Measuring the Potential Financial Gain
The potential gains can be approximated using target utilization rates and an estimated return for the redeployment of that capital. For this analysis, I will only using light duty vehicles (LDV) since these have very low utilization rates and represent the bulk of the capital assets. There might be some meaningful gains for long haul trucking as well.
The other major consideration is that vehicle utilization will also result in additional deterioration of the vehicle, raising maintenance costs.

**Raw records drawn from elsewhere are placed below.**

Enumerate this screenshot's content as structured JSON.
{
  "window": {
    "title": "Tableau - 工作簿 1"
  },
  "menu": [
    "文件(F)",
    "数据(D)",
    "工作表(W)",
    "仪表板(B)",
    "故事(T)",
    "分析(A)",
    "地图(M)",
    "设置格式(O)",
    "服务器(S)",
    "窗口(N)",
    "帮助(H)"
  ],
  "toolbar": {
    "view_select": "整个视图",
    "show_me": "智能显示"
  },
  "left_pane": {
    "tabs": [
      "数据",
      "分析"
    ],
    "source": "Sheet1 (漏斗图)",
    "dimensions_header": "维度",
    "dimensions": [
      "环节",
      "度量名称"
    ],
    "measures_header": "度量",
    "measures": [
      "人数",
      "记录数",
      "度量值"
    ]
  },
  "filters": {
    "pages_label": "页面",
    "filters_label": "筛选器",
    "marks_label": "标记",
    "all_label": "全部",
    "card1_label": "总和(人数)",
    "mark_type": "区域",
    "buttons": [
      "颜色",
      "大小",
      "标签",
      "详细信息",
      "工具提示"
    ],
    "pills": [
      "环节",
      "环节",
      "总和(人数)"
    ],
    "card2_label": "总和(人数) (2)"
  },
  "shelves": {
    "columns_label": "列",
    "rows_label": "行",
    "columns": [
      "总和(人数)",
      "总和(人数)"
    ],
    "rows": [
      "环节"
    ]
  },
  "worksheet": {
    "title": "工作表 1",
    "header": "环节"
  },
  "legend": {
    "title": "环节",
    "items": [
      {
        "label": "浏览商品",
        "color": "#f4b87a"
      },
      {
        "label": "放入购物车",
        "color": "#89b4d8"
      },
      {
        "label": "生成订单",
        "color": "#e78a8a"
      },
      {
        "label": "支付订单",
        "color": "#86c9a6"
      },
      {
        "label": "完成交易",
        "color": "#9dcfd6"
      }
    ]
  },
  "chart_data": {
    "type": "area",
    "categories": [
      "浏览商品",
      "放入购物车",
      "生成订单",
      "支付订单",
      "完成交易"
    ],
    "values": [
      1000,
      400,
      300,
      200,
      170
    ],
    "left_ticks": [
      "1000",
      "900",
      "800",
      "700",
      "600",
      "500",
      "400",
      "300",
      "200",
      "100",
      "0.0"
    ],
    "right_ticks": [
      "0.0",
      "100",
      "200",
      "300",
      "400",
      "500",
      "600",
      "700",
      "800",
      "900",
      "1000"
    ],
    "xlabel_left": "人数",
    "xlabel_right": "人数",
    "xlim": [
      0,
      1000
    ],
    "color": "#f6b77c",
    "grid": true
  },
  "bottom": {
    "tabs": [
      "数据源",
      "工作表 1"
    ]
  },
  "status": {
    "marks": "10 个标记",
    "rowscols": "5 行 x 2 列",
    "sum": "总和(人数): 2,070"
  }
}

|Vehicle Type||Current||Round-trip||Target||Capital Savings ($ B)|
|LDV - short wheel base||5.0%||10.1%||20.1%||385|
|LDV - long wheel base||7.3%||14.6%||29.3%||124|
Source: Author calculations
This above table reflects a lot of simplifying assumptions. The first set suggest the number might be higher and include assuming full participation and assuming the cost of a self-driving car is equivalent to a current car. There would also be some drag from higher maintenance costs and additional fuel to manage return trips.
The target utilization rates might also be too high. However, if all LDVs were replaced with self-driving cars, average driving speeds could increase and utilizations would decline. Furthermore, there could potentially be other benefits from fewer automobile accidents.
So the financial gain would be the redeployment of that capital of $509 billion. If you assume a 5% return, the result would be about $25 billion. This figure is more than twice GOOG's 2012 income from continuing operations figure of $10.8 billion.
Through its self-driving cars initiatives, GOOG is addressing an area where there is a large amount of capital that is inefficiently deployed and significant upside from labor savings as well. The above analyses suggest that the labor savings are still substantially more than capital redeployment benefits.
While there are still significant technological advancements and legislative changes required, the outlook is promising. This represents one more aspect of optionality embedded in GOOG stock that is not yet represented by positive free cash flow. While GOOG would probably capture only a portion of the value created, it could still be a substantial number. Furthermore, self-driving cars would also enable other disruptions to existing business models (e.g., long haul trucking, taxis, car sharing) that could provide additional benefits.
However, I still think it will be several years before you can send you car to fill itself up and get washed while you are watching the NFL on television or reading articles on the internet.
Disclaimer: This article is for informational and educational purposes only and shall not be construed to constitute investment advice. Nothing contained herein shall constitute a solicitation, recommendation or endorsement to buy or sell any security.